Feature Selection using Wrapper approach

This part of research aims to investigate and select critical features from a given dataset (KDD Cup 1999). Wrapper technique can be used to select critical features for both normal and malicious data. Figure 3.6 describes activity M2 in the research framework and shows how to utilize the technique to extract malicious and normal features based on the given dataset to the wrapper.

Consequently, the results of this technique will be critical feature set for each connection type.

General features selection aspects for wrapper approach is illustrated in figure 3.5. This study adopted wrapper approach to investigate critical features in traffic connections. The wrapper uses a classifier to determine the importance of the selected features. Then the wrapper selects and refines the correlated features that represent the behavior of each pattern in the dataset. Furthermore, candidate classification technique used as induction method in the wrapper is decision tree (DT). Moreover, Genetic algorithm (GA) will be highlighted and wrapped with the induction methods as a random search method due to its global search strategy, which is inspired by the natural selection principle. Where, different wrappers will be investigated, each one consists of the Genetic algorithm as a random search method wrapped with one of the suggested induction functions (classifiers). More details about these techniques can be found in chapter 2. Thus, chapter 4 discusses the details of design and experiments for phase 1. And a comparative analysis will compare the enhancements with other published studies.

Feature Selection using Wrapper approach Image 1

Selection method generally consists of four steps described below.

  • Generate candidate subset: The original feature set contains n number of features, the total number of competing candidate subsets to be generated is 2 to the power n, which is a huge number even for Medium-sized n. Subset generation is a search procedure that produces candidate feature subsets for evaluation based on a certain search strategy. The search strategy is broadly classified as complete e.g.

genetic algorithm (GA).

  • Subset evaluation function to evaluate the subset generated in the previous step (generate candidate subset) by using wrapper approach. Wrapper approach strategies for feature selection use an induction algorithm to estimate the merit of feature subsets. Wrappers are tuned to the specific interaction between an induction algorithm and its training data.
  • Stopping Condition: Since the number of subsets can be enormous, some sort of stopping criterion is necessary. Stopping criteria may be based on a generation procedure/ evaluation function.
  • Stopping criteria based on generation procedure include:

- Whether a predefined number of features are selected - Whether a predefined number of iterations reached.

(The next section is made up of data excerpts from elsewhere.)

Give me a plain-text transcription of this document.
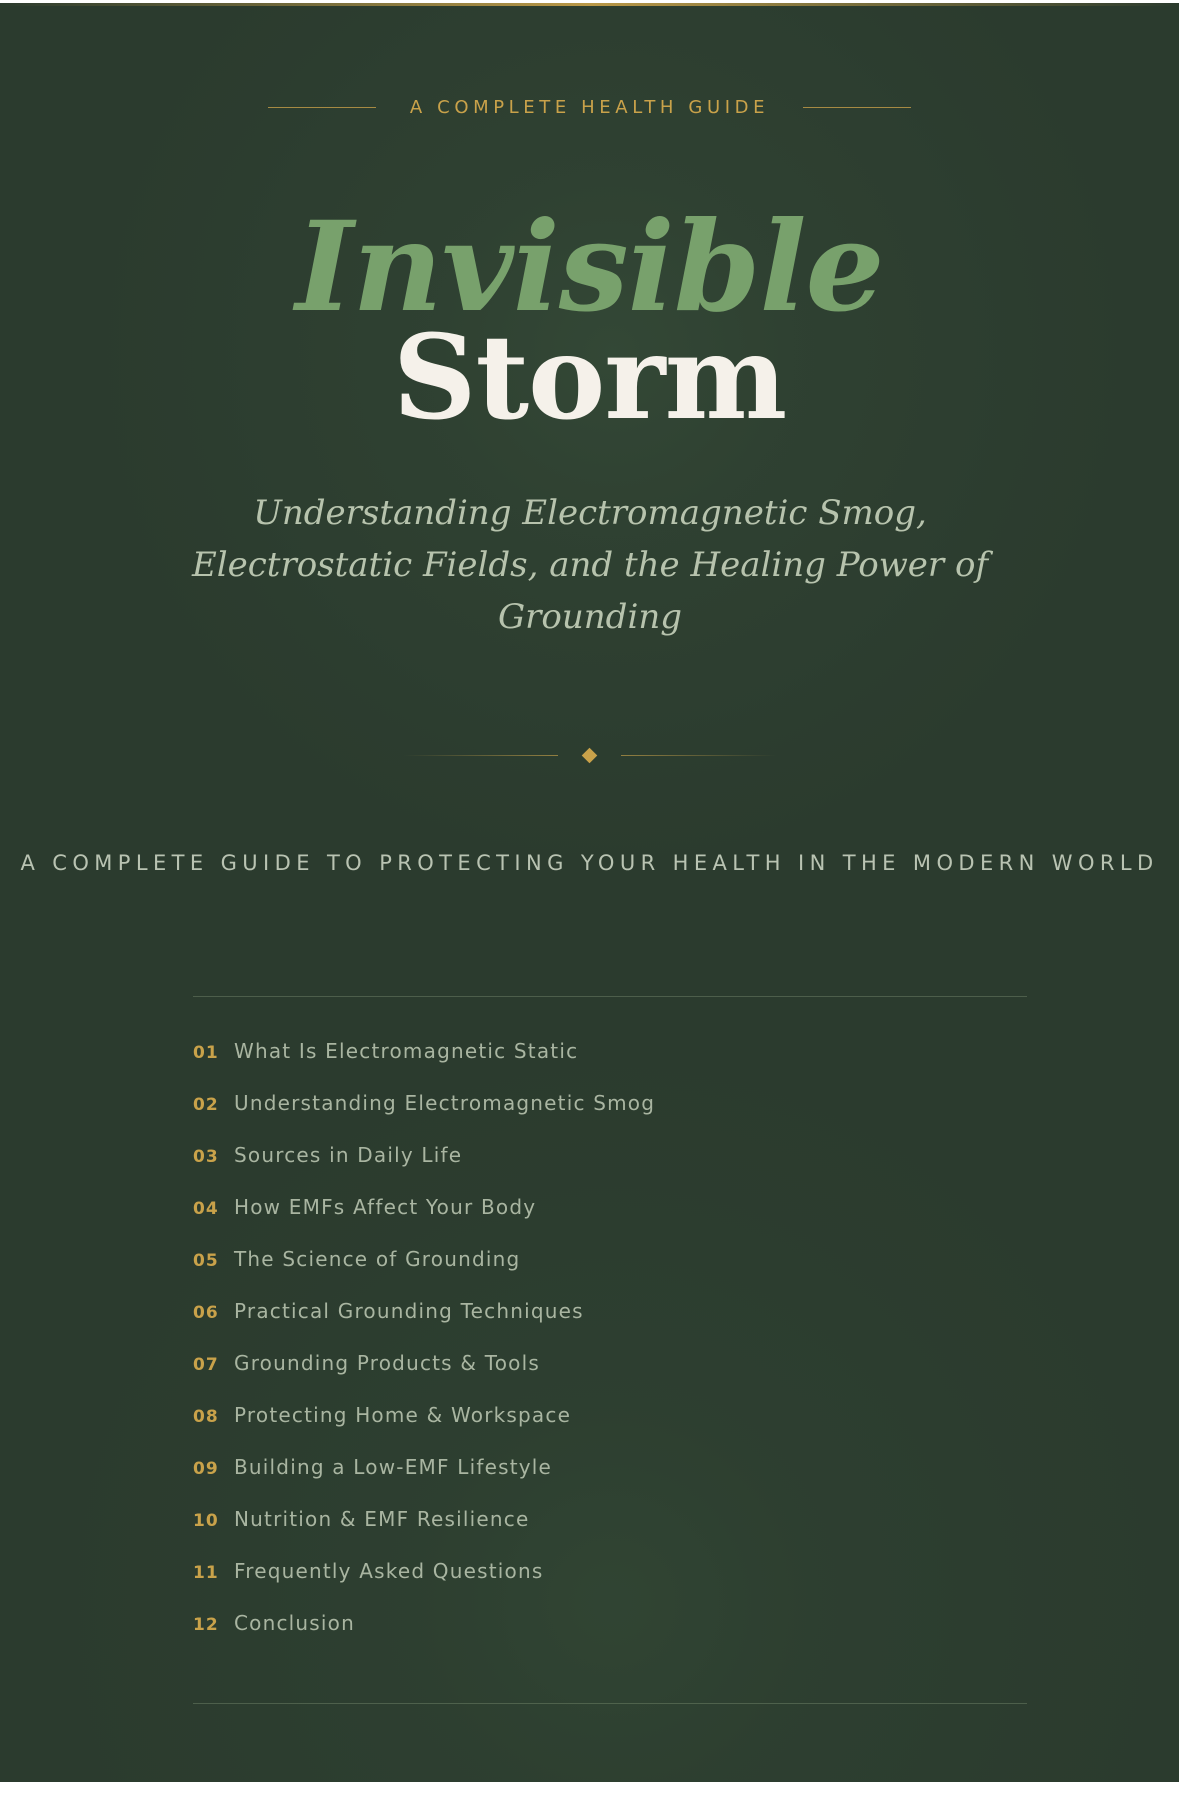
A COMPLETE HEALTH GUIDE
Invisible
Storm
Understanding Electromagnetic Smog, Electrostatic Fields, and the Healing Power of Grounding
A COMPLETE GUIDE TO PROTECTING YOUR HEALTH IN THE MODERN WORLD
01 What Is Electromagnetic Static
02 Understanding Electromagnetic Smog
03 Sources in Daily Life
04 How EMFs Affect Your Body
05 The Science of Grounding
06 Practical Grounding Techniques
07 Grounding Products & Tools
08 Protecting Home & Workspace
09 Building a Low-EMF Lifestyle
10 Nutrition & EMF Resilience
11 Frequently Asked Questions
12 Conclusion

  • Stopping criteria based on an evaluation function can be:

- Whether addition (or deletion) of any feature does not produce a better subset - Whether an optimal subset according to some evaluation function is obtained.

  • Validation procedure to check whether the feature subset selected is valid. Usually the result of original feature set is compared with the feature selected by wrapper as input to some induction algorithm KDD Cup datasets. Another approach for validation is to use different feature selection algorithm to obtain relevant features and then compare the results by using classifiers on each relevant attribute subset.

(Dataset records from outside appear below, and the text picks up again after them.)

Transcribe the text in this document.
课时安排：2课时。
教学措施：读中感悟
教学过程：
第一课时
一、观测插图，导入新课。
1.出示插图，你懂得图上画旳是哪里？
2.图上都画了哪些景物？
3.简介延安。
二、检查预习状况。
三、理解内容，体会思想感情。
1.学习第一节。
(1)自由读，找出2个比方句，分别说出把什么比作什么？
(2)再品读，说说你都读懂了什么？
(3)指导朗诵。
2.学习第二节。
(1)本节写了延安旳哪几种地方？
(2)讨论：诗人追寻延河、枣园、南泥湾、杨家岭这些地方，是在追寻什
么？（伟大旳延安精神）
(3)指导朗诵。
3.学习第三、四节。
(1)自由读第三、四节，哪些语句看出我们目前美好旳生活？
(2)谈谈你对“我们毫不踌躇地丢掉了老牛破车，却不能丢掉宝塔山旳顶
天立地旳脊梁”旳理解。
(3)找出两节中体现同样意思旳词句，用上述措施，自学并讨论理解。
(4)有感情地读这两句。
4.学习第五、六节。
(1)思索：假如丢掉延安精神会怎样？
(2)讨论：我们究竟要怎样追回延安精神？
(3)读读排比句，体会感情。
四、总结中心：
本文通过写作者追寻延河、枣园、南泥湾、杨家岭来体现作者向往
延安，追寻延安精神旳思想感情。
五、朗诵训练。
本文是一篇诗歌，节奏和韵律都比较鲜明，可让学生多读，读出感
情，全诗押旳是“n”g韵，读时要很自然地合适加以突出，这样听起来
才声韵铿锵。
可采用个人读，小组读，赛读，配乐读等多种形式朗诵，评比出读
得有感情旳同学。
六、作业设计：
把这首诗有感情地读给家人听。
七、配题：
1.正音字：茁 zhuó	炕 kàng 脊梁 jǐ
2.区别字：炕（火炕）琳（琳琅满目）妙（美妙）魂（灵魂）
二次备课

Stopping criteria based on an evaluation function will be:

* Whether addition (or deletion) of any feature does not produce a better subset

Genetic algorithm mainly composed of three operators:

Reproduction, crossover, and mutation. Reproduction selects good string; crossover combines good strings to try to generate better offspring’s; mutation alters a string locally to attempt to create a better string. In each generation, the population is evaluated and tested for termination of the algorithm. If the termination criterion is not satisfied, the population is operated upon by the three GA operators and then re-evaluated. This procedure is continued until the termination criterion is met. The working of proposed wrapper method is shown in the below figure. GA is used as random search method with one classifier namely decision tree (DT), as induction method wrapped with GA. Further the relevant attributes identified by proposed wrapper is validated by different classifiers.

Feature Selection using Wrapper approach Image 2

For GA, population size is 20, number of generation is 20 as terminating condition, crossover rate is 0.6 and mutation rate is 0.033.